心房細動症例がどのような基礎心疾患に合併したかを調べると、全体では弁膜症(44%(55/126))、心筋症(33%(20/60))、高血圧性心疾患(25%(21/85)、虚血性心疾患(13%(29/220))の順に高頻度に認められた。弁膜症、心筋症等の慢性型の基礎心疾患に心房細動合併率が高かった。地域別にみても、いずれの地域でも心房細動は弁膜症に最も高率に合併した(表-7)。
さらに心エコーで駆出率、左室拡張末期径、左室収縮末期径、心室中隔壁厚、左室後壁厚、左心房径を心機能の指標として各地域で比較したところ、唯一都市部で左心房径が小であった(表-8)。

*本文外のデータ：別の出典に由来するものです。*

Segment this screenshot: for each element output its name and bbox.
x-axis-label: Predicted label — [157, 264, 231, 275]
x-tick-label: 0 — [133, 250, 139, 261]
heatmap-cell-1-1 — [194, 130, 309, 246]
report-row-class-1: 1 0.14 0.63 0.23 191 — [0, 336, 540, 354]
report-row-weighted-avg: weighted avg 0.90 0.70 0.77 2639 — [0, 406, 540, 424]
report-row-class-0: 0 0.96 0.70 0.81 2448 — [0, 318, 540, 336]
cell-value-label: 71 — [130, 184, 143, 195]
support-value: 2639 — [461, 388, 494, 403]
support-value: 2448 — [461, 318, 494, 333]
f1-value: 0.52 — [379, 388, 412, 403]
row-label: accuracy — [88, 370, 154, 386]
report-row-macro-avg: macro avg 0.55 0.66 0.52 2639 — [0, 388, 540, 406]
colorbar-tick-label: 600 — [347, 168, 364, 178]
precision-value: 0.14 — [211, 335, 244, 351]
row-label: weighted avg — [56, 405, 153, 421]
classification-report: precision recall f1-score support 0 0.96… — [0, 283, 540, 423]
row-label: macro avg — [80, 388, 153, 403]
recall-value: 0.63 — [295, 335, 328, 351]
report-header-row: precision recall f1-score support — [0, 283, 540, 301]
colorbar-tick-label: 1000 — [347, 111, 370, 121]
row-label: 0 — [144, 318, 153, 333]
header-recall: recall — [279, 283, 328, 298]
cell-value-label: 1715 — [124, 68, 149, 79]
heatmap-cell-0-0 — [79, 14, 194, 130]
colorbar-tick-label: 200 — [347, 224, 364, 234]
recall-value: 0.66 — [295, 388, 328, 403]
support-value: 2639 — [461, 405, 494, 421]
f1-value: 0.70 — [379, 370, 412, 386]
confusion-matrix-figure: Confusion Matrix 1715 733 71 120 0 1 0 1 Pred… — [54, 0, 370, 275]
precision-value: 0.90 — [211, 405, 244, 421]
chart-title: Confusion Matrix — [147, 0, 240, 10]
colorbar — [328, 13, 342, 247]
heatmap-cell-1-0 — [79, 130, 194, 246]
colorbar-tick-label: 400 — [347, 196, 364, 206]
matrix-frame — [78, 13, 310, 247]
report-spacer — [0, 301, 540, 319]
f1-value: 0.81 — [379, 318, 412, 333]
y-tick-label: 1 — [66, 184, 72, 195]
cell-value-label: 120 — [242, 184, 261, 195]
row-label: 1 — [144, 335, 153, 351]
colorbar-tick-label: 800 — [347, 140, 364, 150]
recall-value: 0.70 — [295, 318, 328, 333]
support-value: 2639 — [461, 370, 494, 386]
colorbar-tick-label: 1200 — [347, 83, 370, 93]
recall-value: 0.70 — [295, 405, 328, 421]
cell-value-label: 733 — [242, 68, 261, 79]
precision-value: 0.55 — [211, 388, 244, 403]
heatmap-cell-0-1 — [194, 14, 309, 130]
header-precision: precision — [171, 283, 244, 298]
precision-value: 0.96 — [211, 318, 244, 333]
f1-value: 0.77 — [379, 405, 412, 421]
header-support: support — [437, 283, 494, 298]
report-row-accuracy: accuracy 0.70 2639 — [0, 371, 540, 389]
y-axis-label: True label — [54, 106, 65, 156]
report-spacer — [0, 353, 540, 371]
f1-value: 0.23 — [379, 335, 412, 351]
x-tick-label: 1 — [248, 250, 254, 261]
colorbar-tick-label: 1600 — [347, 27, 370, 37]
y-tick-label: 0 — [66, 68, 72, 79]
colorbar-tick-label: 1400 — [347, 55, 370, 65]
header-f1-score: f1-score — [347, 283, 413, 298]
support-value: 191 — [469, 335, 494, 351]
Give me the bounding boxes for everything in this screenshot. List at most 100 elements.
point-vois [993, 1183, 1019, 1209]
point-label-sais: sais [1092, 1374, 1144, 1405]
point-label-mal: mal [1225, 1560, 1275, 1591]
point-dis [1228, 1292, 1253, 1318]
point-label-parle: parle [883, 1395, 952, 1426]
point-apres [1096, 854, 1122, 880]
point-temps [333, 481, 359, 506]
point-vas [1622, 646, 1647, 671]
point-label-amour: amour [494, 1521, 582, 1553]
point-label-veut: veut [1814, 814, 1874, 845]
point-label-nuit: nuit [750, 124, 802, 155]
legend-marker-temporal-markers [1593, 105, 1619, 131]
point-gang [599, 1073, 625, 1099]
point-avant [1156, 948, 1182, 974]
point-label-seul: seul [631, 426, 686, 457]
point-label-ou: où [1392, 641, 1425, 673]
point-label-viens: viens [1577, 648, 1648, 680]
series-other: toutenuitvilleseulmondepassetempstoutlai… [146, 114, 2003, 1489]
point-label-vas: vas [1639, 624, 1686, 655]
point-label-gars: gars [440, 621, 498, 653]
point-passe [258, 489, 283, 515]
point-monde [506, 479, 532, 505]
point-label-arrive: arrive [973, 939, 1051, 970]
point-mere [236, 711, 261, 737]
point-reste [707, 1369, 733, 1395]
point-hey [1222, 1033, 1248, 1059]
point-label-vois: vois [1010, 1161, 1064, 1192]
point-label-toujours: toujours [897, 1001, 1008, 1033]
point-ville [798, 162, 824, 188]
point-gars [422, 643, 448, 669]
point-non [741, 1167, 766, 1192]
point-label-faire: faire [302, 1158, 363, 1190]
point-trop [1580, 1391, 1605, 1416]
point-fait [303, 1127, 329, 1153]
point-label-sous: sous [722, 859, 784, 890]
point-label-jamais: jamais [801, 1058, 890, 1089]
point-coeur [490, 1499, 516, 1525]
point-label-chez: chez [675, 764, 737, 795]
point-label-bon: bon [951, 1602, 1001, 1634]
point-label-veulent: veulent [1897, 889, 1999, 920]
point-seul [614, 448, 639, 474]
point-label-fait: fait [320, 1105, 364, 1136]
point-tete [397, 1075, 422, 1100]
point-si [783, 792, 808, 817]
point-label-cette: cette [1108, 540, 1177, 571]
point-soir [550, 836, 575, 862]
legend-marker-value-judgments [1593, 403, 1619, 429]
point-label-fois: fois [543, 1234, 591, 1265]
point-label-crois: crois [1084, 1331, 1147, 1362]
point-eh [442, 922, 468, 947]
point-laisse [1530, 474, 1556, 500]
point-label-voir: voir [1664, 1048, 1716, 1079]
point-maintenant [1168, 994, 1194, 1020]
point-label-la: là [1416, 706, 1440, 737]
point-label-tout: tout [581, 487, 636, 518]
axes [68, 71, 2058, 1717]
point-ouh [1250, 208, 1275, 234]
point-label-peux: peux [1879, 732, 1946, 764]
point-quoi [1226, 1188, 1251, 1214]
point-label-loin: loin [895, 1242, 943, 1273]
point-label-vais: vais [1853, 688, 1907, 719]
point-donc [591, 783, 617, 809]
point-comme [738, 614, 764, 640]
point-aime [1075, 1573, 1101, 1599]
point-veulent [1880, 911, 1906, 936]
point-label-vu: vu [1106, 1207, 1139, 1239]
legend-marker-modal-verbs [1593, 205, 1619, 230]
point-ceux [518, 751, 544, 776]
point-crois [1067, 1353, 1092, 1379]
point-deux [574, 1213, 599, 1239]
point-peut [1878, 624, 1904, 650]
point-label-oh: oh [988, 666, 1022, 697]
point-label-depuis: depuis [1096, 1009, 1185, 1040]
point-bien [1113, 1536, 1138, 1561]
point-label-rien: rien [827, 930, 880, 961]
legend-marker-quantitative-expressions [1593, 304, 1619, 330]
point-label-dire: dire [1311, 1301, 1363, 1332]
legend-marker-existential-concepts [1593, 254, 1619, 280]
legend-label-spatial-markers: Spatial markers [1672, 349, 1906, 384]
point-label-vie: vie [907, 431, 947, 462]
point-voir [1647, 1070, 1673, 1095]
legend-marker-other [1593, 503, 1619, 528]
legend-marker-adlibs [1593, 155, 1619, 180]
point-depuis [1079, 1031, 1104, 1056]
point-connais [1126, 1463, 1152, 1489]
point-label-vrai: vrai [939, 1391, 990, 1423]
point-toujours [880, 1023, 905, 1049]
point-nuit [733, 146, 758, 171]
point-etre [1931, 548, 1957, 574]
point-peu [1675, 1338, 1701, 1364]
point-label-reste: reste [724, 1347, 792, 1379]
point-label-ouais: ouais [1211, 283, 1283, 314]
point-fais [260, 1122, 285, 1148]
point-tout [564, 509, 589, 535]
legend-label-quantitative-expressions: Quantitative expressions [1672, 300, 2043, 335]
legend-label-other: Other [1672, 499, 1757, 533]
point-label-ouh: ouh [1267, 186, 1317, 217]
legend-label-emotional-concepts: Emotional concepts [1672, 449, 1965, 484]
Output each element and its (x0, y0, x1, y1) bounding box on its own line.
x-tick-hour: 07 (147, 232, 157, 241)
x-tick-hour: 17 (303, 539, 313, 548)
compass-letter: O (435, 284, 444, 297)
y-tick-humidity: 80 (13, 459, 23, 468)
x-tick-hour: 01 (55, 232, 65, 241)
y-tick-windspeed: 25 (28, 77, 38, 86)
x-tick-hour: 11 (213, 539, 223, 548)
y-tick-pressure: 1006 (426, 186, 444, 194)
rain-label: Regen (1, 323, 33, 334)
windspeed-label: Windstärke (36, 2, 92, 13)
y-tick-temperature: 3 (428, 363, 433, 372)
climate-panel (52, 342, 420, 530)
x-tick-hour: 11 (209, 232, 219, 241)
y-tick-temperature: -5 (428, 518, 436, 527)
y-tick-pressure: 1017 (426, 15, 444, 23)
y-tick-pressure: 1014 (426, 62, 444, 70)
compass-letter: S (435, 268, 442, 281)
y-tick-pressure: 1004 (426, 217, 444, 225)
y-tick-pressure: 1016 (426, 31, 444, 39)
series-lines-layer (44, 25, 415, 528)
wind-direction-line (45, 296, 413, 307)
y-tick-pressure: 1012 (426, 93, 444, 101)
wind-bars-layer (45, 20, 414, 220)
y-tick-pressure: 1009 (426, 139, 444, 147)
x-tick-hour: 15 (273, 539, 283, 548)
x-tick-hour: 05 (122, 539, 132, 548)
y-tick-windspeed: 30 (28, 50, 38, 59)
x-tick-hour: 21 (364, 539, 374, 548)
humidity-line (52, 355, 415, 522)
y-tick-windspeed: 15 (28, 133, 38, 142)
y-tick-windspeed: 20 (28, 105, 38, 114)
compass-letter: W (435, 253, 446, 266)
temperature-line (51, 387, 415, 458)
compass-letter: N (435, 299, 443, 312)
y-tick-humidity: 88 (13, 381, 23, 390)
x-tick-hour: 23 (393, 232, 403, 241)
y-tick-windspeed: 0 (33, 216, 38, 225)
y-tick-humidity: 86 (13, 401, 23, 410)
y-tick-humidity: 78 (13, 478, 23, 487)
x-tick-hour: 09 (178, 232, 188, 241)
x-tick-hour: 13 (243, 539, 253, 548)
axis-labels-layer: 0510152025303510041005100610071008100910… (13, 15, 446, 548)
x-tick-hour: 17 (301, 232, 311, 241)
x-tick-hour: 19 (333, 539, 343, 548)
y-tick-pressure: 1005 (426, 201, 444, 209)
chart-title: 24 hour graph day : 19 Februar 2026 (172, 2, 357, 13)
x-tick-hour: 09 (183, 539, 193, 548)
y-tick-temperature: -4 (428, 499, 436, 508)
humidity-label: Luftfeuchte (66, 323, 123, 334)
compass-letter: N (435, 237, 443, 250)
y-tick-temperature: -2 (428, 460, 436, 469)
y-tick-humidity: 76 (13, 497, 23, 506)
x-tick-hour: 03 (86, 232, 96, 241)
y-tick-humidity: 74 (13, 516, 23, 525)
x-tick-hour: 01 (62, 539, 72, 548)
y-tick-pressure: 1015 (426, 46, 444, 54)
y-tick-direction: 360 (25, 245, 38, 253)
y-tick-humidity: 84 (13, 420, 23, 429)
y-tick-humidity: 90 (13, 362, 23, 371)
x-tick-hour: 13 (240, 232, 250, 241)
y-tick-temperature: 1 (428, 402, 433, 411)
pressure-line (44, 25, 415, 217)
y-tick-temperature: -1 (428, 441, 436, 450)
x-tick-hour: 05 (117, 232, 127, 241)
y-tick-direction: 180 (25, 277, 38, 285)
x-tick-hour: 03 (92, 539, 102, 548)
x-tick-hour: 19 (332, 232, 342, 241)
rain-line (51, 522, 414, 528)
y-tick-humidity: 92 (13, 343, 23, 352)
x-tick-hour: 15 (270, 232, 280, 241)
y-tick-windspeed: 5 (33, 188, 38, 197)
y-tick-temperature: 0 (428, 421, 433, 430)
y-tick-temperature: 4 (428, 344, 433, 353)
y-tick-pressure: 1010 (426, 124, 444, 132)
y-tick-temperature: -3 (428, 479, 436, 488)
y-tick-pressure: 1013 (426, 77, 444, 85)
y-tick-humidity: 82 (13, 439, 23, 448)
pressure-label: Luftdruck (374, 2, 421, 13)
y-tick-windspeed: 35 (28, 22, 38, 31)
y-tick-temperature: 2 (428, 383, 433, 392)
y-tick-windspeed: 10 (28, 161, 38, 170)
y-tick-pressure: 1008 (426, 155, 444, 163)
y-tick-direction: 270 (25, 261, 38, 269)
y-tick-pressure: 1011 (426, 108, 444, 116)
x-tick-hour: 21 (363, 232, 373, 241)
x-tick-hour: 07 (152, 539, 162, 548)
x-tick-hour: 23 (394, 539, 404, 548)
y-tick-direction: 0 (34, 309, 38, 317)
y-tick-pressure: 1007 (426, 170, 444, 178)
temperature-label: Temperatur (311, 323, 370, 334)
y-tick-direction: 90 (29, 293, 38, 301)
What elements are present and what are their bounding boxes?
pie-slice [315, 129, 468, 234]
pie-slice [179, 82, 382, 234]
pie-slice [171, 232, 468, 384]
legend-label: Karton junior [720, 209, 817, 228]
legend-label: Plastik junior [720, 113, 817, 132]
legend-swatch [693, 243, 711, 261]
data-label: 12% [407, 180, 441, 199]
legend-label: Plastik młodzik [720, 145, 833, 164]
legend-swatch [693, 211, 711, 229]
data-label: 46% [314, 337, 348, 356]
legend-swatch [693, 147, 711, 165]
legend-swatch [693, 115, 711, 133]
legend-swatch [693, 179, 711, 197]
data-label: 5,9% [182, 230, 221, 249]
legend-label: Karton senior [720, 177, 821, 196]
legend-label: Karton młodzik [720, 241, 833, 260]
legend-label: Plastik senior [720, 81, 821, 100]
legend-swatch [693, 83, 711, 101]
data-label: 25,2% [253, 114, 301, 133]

また、カラードップラー法で調べた各弁の逆流に関しては、いずれの弁の逆流も山間部で程度の強いものが多かった(表-9)。心機能と年令の関係を調べたところ、全体では高齢になるほど左室拡張末期径と左室収縮末期径が小さくなるという、有意の負の相関関係が認められた(図-4)。さらに各地域別に見ると都市部では、左室拡張末期径、左室収縮末期径、心室中隔壁厚、左室後壁厚が年令と負の相関が認められた。しかし、症例数が少ないためと考えられるが、山間部、沿岸部では有意な相関関係は認められなかった(図-5)。さらに、左室拡張能の指標として心エコーで左室流入期におけるE/A比を調べたが、年齢とともに左室拡張能が低下していく傾向が認められた。
IV. 考按
初発欝血性心不全患者の背景因子に関しては、初発欝血性心不全患者の各地域別の年齢が、山間部、沿岸部、都市部の順に高く、特に山間部、沿岸部の初発欝血性心不全患者の年齢が有意に高かった。性別で見ると、我々の以前の報告と同様に(9)、いずれの地域でも女性の欝血性心不全初発時の年令は、男性より有意に高い。また男性の間では、各地域で初発欝血性心不全発症時の年齢に差が少なく、女性の欝血性心不全発症時の年令が山間部、沿岸部が都市部に比して有意に高かった。以上のことから、山間部、沿岸部の女性の初発欝血性心不全が他に比べて高齢で発症していることは特徴的で、年令と性別から見た初発欝血性心不全の一つの特徴としてとらえることができる。
全体の初発欝血性心不全患者の基礎心疾患別の年齢を見ると、我々の以前の報告と同様(10)に虚血性心疾患、弁膜症、高血圧性心疾患、心筋症の順であった。